San Diego Union-Tribune

FBI EYES SHUTTING DOWN USE-OF-FORCE DATABASE

Lack of police participat­ion puts program in jeopardy

- BY TOM JACKMAN Jackman writes for The Washington Post.

In an attempt to create a definitive database on how often police officers use force on citizens, the FBI launched the National Use-of-Force Data Collection program in 2019, imploring police department­s to submit details on every incident, not just fatal shootings. But the failure of police and federal agencies to send their data to the FBI puts the program in jeopardy of being shut down next year without ever releasing a single statistic, a new report by the Government Accountabi­lity Office says.

The program was required to obtain data representi­ng 60 percent of law enforcemen­t officers, to meet a standard of quality set by the Office of Management and Budget, or else stop the effort by the end of 2022. In 2019, the data covered 44 percent of local, state, federal and tribal officers, and last year the total increased to 55 percent, according to the program’s website. So far this year, the data represents 57 percent of all officers, the FBI said Wednesday.

“Due to insufficie­nt participat­ion from law enforcemen­t agencies,” the GAO wrote, “the FBI faces risks that it may not meet the participat­ion thresholds” establishe­d by OMB, “and therefore may never publish use of force incident data.”

The Justice Department said in its response to the report that “the FBI believes the agreed upon thresholds will be met to allow the data collection to continue, and is taking steps to increase participat­ion in data collection efforts.” The response by Assistant Attorney General Lee J. Lofthus also said the Justice Department “sent a letter to federal law enforcemen­t agencies encouragin­g their participat­ion.”

On Wednesday, the FBI said in an emailed response to questions that “each day is a new snapshot in time,” and that as of Oct. 18, the data represente­d 54 percent of officers. But by Wednesday, the “participat­ion rates are at 57.15% for 2021,” the FBI said.

“I’d be surprised if they didn’t make 60 percent,” said Bill Brooks, chief of the Norwood, Mass., police and a member of the Internatio­nal Associatio­n of Chiefs of Police board of directors. He said a key problem is that many agencies that have no force incidents are failing to input “zero reports” each month, so the agency is counted as not participat­ing. The IACP has long supported the data collection, and low participat­ion numbers “make us look like we’re hiding something, when in reality I don’t think that’s the case.”

As of Sept. 30, 81 percent of federal officers were represente­d in the data, even though only 43 of 114 federal agencies, or about 38 percent, had participat­ed by then, according to the FBI’s website.

The GAO report also says the Justice Department has largely ignored a requiremen­t included in the 1994 crime bill to “acquire data about the use of excessive force by law enforcemen­t officers” and “shall publish an annual summary of the data acquired.”

No such summary has been published in at least the past five years, the GAO found. Justice Department officials suggested to the GAO that the national use-of-force program could provide that data, but the program does not differenti­ate between incidents involving reasonable force and those involving excessive force.

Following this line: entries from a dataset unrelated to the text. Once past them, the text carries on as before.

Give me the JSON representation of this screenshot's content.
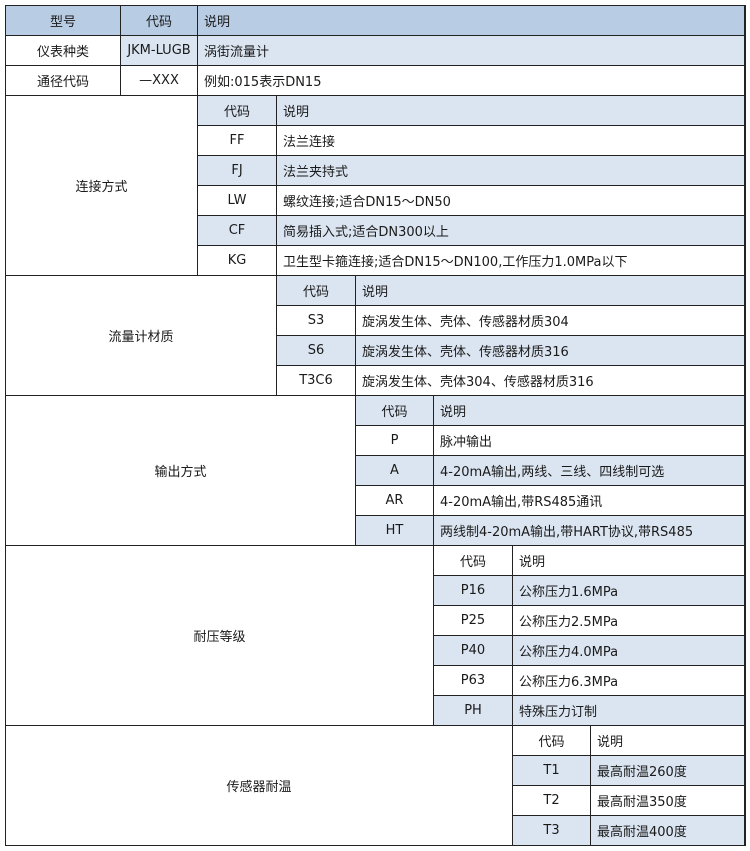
{
  "colors": {
    "header": "#b8cce4",
    "highlight": "#dbe5f1",
    "border": "#222222"
  },
  "top": {
    "header": [
      "型号",
      "代码",
      "说明"
    ],
    "rows": [
      {
        "name": "仪表种类",
        "code": "JKM-LUGB",
        "desc": "涡街流量计",
        "highlighted": true
      },
      {
        "name": "通径代码",
        "code": "—XXX",
        "desc": "例如:015表示DN15",
        "highlighted": false
      }
    ]
  },
  "sections": [
    {
      "label": "连接方式",
      "code_header": "代码",
      "desc_header": "说明",
      "header_highlighted": true,
      "rows": [
        {
          "code": "FF",
          "desc": "法兰连接",
          "highlighted": false
        },
        {
          "code": "FJ",
          "desc": "法兰夹持式",
          "highlighted": true
        },
        {
          "code": "LW",
          "desc": "螺纹连接;适合DN15～DN50",
          "highlighted": false
        },
        {
          "code": "CF",
          "desc": "简易插入式;适合DN300以上",
          "highlighted": true
        },
        {
          "code": "KG",
          "desc": "卫生型卡箍连接;适合DN15～DN100,工作压力1.0MPa以下",
          "highlighted": false
        }
      ]
    },
    {
      "label": "流量计材质",
      "code_header": "代码",
      "desc_header": "说明",
      "header_highlighted": true,
      "rows": [
        {
          "code": "S3",
          "desc": "旋涡发生体、壳体、传感器材质304",
          "highlighted": false
        },
        {
          "code": "S6",
          "desc": "旋涡发生体、壳体、传感器材质316",
          "highlighted": true
        },
        {
          "code": "T3C6",
          "desc": "旋涡发生体、壳体304、传感器材质316",
          "highlighted": false
        }
      ]
    },
    {
      "label": "输出方式",
      "code_header": "代码",
      "desc_header": "说明",
      "header_highlighted": true,
      "rows": [
        {
          "code": "P",
          "desc": "脉冲输出",
          "highlighted": false
        },
        {
          "code": "A",
          "desc": "4-20mA输出,两线、三线、四线制可选",
          "highlighted": true
        },
        {
          "code": "AR",
          "desc": "4-20mA输出,带RS485通讯",
          "highlighted": false
        },
        {
          "code": "HT",
          "desc": "两线制4-20mA输出,带HART协议,带RS485",
          "highlighted": true
        }
      ]
    },
    {
      "label": "耐压等级",
      "code_header": "代码",
      "desc_header": "说明",
      "header_highlighted": false,
      "rows": [
        {
          "code": "P16",
          "desc": "公称压力1.6MPa",
          "highlighted": true
        },
        {
          "code": "P25",
          "desc": "公称压力2.5MPa",
          "highlighted": false
        },
        {
          "code": "P40",
          "desc": "公称压力4.0MPa",
          "highlighted": true
        },
        {
          "code": "P63",
          "desc": "公称压力6.3MPa",
          "highlighted": false
        },
        {
          "code": "PH",
          "desc": "特殊压力订制",
          "highlighted": true
        }
      ]
    },
    {
      "label": "传感器耐温",
      "code_header": "代码",
      "desc_header": "说明",
      "header_highlighted": false,
      "rows": [
        {
          "code": "T1",
          "desc": "最高耐温260度",
          "highlighted": true
        },
        {
          "code": "T2",
          "desc": "最高耐温350度",
          "highlighted": false
        },
        {
          "code": "T3",
          "desc": "最高耐温400度",
          "highlighted": true
        }
      ]
    }
  ]
}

The impetus for the useof-force data program was the fact that no government agency was tracking how often police killed citizens. Law enforcemen­t officials, criminolog­ists and other policing experts said solid data was needed to know just how often police used force, and whether high-profile incidents such as the killing of Eric Garner in New York, Laquan McDonald in Chicago and Tamir Rice in Cleveland, all in 2014, were aberration­s or the norm.

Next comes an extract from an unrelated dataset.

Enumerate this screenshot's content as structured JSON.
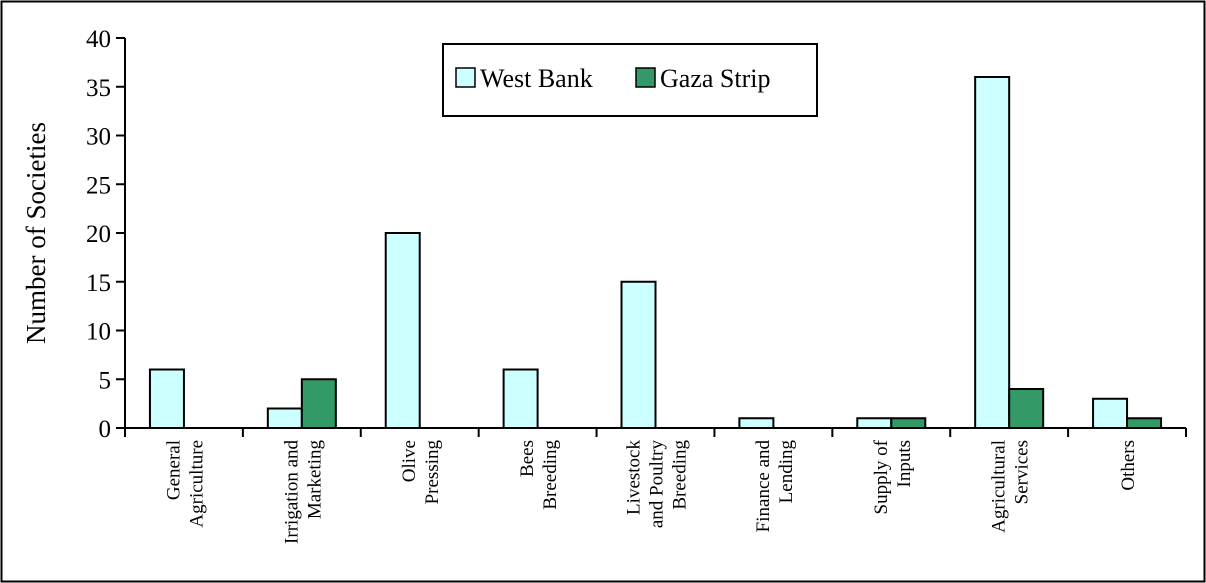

The Washington Post began tracking fatal police shootings in 2015 through media reports and informatio­n from police. The Post has found roughly 1,000 fatal shootings per year, more than twice what was being reported annually to the FBI through its Uniform Crime Reporting system.

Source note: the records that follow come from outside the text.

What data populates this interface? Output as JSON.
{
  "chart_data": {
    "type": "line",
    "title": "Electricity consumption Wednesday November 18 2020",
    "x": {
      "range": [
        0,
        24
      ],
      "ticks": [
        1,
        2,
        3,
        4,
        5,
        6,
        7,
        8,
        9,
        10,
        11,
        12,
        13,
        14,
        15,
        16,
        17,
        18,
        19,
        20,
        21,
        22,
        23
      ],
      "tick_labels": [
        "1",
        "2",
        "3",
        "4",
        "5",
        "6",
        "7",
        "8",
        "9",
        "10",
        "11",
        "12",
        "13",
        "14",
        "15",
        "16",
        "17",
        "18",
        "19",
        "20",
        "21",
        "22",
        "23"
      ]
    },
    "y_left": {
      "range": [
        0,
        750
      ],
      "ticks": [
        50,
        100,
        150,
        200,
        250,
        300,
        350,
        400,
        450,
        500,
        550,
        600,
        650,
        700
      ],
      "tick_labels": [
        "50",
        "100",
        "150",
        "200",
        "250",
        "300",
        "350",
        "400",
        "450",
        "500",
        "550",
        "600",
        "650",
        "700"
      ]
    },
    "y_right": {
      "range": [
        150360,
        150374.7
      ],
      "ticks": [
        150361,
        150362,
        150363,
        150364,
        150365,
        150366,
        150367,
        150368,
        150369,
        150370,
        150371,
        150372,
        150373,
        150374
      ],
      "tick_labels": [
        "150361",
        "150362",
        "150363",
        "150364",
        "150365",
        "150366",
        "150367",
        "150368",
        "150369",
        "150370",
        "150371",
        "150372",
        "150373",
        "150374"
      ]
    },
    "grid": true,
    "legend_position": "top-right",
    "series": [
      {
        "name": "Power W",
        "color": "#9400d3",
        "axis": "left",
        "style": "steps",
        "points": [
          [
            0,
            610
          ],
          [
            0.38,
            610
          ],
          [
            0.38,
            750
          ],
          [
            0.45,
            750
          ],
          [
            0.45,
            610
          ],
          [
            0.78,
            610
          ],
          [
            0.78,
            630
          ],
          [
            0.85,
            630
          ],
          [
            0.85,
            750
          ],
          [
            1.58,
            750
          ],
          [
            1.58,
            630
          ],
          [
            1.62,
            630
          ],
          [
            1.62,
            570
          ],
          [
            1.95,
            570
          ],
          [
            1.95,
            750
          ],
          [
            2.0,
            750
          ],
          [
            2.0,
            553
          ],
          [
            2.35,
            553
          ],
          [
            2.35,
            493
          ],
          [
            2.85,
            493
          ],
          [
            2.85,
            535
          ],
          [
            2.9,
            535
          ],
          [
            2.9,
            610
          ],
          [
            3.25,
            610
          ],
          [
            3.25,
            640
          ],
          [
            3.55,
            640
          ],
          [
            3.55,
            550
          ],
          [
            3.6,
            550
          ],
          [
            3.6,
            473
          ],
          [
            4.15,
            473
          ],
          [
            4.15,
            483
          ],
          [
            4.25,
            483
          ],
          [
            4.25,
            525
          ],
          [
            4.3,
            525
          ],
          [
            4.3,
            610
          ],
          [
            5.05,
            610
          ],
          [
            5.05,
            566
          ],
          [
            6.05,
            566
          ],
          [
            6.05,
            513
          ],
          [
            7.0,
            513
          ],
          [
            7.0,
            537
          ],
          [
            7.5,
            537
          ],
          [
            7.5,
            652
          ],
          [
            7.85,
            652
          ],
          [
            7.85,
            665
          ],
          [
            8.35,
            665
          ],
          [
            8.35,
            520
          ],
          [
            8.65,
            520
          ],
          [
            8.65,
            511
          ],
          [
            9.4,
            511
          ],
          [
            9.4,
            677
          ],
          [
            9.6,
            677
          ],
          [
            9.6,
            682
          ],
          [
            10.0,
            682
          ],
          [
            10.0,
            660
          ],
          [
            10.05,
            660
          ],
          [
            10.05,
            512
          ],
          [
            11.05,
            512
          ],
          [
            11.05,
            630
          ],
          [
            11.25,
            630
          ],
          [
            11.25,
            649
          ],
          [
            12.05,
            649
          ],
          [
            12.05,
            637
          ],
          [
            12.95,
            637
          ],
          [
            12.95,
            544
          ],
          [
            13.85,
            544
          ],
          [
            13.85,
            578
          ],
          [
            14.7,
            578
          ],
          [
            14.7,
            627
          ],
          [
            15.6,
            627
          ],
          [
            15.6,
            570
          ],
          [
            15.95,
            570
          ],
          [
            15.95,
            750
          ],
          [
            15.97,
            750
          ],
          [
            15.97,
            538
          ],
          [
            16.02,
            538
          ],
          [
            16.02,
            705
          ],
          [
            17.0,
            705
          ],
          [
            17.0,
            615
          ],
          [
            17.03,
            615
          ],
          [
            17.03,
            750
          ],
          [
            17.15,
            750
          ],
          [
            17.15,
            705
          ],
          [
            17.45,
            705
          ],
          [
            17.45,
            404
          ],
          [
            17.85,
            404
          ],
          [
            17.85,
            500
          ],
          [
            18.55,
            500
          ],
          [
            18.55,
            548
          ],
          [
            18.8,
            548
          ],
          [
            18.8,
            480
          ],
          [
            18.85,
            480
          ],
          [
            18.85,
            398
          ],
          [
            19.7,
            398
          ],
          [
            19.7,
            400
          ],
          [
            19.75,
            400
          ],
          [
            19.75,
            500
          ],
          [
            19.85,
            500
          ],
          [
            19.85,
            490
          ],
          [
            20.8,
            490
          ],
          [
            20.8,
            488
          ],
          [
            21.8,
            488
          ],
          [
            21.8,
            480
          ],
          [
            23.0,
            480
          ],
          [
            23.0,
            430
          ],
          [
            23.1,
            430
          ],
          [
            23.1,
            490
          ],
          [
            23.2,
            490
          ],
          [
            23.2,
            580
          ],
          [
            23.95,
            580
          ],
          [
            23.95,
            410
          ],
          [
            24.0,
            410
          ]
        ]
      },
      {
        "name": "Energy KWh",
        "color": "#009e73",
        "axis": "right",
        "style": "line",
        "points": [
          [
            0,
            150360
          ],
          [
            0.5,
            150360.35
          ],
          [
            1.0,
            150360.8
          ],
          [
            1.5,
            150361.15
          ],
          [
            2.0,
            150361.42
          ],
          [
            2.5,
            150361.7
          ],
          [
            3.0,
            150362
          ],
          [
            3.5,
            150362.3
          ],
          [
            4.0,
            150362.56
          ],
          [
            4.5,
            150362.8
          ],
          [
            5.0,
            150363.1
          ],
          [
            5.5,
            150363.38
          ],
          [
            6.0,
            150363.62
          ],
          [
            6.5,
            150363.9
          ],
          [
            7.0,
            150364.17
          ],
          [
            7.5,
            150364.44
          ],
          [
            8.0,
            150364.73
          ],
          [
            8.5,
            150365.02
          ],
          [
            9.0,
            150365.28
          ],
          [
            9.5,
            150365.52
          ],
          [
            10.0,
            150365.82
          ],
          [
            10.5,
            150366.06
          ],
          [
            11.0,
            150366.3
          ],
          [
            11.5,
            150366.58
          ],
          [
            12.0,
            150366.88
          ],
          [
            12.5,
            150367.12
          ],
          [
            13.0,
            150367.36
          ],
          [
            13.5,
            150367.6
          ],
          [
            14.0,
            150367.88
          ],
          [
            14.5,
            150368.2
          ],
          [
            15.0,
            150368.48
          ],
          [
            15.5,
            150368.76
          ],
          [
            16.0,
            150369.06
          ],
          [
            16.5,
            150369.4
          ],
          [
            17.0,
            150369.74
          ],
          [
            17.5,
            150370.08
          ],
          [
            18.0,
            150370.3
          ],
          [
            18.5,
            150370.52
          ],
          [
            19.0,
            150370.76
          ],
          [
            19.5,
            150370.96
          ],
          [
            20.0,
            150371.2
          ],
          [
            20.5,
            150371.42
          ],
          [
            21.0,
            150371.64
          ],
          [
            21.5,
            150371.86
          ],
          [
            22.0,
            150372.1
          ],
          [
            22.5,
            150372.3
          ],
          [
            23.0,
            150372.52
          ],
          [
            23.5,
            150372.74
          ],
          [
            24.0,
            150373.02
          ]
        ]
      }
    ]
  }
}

In 2016, the FBI declared its intent to start capturing its own data. Then-FBI Director James Comey said Americans “actually have no idea whether the number of Black people or Brown people or White people being shot by police” has gone up or down, or if any group is more likely to be shot by police, given the incomplete data available.

The FBI conducted a pilot program to collect data in 2017, and opened it up to all law enforcemen­t agencies in 2019. The request for data is not minimal: the FBI wants the location and circumstan­ces of every force incident, and detailed informatio­n on both the subject and the officers involved.

The FBI has said it will not publicly report data from any specific agency or incident, only by state. The OMB has said no data can be released if less than 40 percent of all officers are covered. If up to 59 percent of all officers are covered, the FBI “may publish limited informatio­n,” the OMB said, “such as the injuries an individual received in the use of force incident, and the type of force that the law enforcemen­t officer used.” If more than 60 percent of officers are covered by the data, the FBI “may publish the most frequently reported responses to questions, expressed in either ratios, percentage­s or in a list format.” At 80 percent of officers, “the FBI may unconditio­nally publish collected data,” the OMB said.